Dafür ist Mietkautionskonto gut
Mietkautionskonto: Dieses Konto ist meist ein Sparkonto auf den Namen einer Mieterin oder eines Mieters, auf dem die Kaution für die Miete einer Wohnung liegt. Die Zinsen, sofern es welche gibt, erhält der Mieter oder die Mieterin. Der Zugriff auf das Konto ist ihnen verwehrt. An das Geld kommen sie nur, wenn der Vermieter oder die Vermieterin das Konto freigibt, etwa nach dem Auszug aus der Wohnung. Ein Mietkautionskonto kann auch der Vermieter oder die Vermieterin für die Mieter:innen anlegen.
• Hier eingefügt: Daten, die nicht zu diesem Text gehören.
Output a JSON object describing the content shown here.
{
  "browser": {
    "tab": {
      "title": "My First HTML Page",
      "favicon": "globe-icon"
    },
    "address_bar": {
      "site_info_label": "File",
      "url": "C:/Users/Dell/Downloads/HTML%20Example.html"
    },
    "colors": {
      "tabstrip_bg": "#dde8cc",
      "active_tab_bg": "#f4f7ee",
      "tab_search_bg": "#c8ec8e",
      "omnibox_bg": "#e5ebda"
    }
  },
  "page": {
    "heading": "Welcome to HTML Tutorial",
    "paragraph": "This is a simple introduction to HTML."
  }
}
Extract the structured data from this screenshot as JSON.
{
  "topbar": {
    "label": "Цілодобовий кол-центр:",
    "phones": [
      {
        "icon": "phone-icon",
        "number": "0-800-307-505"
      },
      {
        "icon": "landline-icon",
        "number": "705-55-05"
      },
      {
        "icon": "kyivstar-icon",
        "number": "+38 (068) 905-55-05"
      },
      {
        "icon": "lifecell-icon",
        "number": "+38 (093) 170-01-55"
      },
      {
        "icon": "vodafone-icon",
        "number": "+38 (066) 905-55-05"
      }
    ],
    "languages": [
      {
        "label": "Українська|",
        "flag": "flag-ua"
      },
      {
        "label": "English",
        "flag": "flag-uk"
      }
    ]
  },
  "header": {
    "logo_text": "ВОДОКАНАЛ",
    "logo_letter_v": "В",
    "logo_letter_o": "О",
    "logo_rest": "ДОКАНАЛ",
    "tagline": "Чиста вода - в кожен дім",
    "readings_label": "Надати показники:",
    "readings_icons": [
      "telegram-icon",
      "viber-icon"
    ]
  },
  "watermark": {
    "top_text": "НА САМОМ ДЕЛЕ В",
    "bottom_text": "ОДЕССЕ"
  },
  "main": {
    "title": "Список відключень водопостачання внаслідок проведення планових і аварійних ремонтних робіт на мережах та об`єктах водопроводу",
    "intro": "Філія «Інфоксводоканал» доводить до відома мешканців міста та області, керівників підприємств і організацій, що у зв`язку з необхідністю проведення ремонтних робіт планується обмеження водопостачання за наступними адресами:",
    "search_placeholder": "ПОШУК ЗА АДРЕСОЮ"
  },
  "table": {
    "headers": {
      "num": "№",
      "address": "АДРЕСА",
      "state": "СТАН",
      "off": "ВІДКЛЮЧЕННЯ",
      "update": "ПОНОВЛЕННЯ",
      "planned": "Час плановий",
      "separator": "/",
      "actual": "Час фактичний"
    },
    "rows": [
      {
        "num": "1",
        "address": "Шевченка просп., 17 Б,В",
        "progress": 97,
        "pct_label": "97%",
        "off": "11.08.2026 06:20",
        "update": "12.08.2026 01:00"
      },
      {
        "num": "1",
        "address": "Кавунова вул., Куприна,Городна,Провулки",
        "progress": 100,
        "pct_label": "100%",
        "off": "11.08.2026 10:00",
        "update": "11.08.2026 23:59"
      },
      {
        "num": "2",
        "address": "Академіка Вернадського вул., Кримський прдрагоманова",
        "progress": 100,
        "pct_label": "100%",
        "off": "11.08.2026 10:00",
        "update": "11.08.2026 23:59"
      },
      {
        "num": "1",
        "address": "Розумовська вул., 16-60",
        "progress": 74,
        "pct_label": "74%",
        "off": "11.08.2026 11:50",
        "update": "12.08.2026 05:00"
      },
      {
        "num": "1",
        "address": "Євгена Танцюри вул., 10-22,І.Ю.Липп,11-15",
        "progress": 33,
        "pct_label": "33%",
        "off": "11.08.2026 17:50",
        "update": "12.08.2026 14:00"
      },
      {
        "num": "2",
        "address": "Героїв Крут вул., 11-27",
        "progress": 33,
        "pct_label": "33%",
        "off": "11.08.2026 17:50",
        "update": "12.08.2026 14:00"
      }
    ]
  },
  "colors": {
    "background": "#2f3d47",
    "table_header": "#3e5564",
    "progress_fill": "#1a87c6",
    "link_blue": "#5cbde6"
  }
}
Treuhandkonto: Das Treuhandkonto ist keine Kontoart für den Zahlungsverkehr. Es lässt sich auch nicht bei einer Bank oder Sparkasse eröffnen. Ein Treuhandkonto kann das Depotkonto einer noch nicht volljährigen Person sein oder ein Konto, auf dem Unternehmenspartner Geld einzahlen, mit dem eine Firma gekauft werden soll. Zum Treuhandkonto wird es, wenn jemand es treuhänderisch für andere verwaltet, ein Rechtsanwalt oder Vormund zum Beispiel.